Escort Service in Gurgaon
Do you need a Call Girls in Gurgaon to give you the real pleasure of your life, well, if you revert in affirmative, in that case, you are at the right place. We are a stupendous track record of providing the best girls that would completely take the evening of yours by storm, so to avail them all you need to do is just call and we will provide the best at the right price.

Dipika Padukon said...

Call Girls in Gurgaon
Are you looking for escort service in Gurgaon, we provide the best that would completely transform your experience. Our escorts are trained meticulously to deliver best service that you are looking for.

Roshni Kumari said...

Female Escort in Gurgaon
If after a busy business tour, you are looking to ignite the evening then our Call Girls in Sohna Road are there to help you in the best way. We provide the service that would completely take away your work stress and revive you from within. So, why wait when you can get the best feeling of love at cost-effective prices. The escort service that we deliver in Sohna Road is among the best that you can get at the rates that we offer.

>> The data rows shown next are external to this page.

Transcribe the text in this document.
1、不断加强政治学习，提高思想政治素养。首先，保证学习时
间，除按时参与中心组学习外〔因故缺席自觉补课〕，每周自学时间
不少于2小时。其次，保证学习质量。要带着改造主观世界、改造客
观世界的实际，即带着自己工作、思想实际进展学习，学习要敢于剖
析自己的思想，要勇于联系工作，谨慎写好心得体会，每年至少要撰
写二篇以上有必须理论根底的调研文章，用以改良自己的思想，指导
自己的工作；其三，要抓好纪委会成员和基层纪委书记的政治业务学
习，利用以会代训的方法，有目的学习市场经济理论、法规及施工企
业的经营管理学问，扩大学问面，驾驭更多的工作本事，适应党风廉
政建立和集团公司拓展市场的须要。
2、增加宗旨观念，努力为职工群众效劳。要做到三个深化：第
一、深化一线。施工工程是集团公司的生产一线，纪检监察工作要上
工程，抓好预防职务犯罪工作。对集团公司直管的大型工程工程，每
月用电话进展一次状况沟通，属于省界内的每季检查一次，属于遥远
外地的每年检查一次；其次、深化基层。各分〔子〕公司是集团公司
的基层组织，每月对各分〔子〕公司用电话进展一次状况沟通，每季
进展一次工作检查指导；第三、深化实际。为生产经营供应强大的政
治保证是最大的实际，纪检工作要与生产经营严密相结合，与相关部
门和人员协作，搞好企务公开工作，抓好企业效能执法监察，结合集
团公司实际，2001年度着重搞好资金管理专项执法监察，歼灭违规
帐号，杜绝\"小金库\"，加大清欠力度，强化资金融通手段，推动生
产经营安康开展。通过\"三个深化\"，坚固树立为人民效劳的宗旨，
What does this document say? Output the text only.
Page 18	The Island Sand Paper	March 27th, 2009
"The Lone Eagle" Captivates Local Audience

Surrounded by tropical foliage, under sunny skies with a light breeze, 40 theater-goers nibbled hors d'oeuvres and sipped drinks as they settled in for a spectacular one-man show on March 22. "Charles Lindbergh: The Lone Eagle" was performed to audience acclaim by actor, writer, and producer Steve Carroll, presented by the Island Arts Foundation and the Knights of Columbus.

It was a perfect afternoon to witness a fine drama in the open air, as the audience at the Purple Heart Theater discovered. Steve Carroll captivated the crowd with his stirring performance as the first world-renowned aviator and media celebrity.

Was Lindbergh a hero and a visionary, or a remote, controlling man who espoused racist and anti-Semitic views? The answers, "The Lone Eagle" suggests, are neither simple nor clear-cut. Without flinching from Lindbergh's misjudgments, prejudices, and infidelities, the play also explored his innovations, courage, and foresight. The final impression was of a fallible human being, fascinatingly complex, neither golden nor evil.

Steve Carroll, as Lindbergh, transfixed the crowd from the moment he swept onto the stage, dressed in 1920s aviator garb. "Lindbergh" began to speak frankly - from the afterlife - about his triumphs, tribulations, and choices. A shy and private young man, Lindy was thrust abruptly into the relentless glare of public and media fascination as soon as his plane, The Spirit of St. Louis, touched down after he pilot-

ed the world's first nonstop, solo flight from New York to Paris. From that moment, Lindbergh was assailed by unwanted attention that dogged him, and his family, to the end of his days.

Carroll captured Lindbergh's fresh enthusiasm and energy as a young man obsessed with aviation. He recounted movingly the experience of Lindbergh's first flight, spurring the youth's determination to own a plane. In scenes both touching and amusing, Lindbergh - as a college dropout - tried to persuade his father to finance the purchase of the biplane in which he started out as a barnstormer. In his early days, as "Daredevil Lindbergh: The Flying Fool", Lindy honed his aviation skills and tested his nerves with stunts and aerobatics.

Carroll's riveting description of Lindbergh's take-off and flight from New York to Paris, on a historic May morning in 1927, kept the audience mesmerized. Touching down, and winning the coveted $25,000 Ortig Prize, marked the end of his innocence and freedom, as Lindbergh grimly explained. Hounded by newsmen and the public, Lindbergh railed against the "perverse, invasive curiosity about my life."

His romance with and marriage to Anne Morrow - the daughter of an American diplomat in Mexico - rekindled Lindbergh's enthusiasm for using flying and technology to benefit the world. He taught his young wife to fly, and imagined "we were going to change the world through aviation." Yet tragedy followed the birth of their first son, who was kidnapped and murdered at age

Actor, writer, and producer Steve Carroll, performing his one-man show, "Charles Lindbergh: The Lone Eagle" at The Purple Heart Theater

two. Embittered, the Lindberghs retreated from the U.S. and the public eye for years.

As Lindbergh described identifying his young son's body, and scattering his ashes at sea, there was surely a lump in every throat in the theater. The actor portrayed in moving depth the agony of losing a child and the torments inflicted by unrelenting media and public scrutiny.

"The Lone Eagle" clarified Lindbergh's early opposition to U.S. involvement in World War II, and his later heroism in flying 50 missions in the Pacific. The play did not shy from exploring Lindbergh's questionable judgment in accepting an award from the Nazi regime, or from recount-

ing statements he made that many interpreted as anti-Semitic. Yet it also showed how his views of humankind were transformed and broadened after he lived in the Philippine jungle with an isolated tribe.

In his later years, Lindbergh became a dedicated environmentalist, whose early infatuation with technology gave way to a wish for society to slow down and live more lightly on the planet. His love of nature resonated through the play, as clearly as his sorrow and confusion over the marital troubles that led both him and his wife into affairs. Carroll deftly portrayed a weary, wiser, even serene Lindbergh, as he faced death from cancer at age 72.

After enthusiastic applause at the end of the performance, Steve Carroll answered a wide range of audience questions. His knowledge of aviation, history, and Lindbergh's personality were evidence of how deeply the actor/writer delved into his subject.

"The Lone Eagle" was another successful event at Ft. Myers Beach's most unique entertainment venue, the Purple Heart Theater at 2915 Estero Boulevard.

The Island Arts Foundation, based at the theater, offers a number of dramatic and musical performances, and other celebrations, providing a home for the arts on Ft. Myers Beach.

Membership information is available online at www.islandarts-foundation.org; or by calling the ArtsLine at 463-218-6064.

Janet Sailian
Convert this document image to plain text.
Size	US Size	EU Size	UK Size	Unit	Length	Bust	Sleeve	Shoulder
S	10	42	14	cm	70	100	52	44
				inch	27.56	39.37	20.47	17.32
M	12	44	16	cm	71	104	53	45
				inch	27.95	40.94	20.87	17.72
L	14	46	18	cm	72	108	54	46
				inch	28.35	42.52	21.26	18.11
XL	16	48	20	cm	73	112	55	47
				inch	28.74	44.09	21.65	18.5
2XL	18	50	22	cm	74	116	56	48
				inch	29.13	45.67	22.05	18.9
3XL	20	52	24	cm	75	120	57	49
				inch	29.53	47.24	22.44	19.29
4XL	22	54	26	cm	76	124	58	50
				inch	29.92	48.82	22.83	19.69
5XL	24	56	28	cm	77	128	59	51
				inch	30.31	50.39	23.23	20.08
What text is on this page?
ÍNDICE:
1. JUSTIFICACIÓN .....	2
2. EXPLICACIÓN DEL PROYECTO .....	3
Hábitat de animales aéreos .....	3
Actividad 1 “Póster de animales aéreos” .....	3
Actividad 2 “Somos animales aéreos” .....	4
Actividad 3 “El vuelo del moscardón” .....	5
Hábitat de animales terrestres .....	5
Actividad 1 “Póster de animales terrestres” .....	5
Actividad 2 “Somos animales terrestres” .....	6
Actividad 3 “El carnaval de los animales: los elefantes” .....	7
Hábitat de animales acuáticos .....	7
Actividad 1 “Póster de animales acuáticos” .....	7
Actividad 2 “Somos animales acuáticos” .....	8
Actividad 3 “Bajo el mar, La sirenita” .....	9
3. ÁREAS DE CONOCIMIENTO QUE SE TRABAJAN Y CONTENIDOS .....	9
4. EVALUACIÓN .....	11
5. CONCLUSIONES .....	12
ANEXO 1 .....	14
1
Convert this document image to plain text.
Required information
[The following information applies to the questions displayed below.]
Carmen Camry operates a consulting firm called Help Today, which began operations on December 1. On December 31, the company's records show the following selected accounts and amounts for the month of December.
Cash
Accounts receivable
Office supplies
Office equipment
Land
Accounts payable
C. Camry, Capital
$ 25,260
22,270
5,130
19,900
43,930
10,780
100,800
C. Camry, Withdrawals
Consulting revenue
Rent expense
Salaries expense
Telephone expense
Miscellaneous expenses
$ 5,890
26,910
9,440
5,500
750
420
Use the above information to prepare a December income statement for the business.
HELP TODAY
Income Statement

We provide the best girls that would completely satiate you from each and every angle. So, visit us today and take your experience to a new level.

Annu Devi said...

Call Girls in Mahipalpur
If you have come from the West and you are captivated by the Asian beauty, in that case, we make sure that you get the best Call Girls in Aerocity to help you taste the Asian flavor in the best way. At Aerocity, we make sure that you are getting one heck of an experience with our girls. So, no matter whether it is official meeting or bachelor party, we are there for all your needs.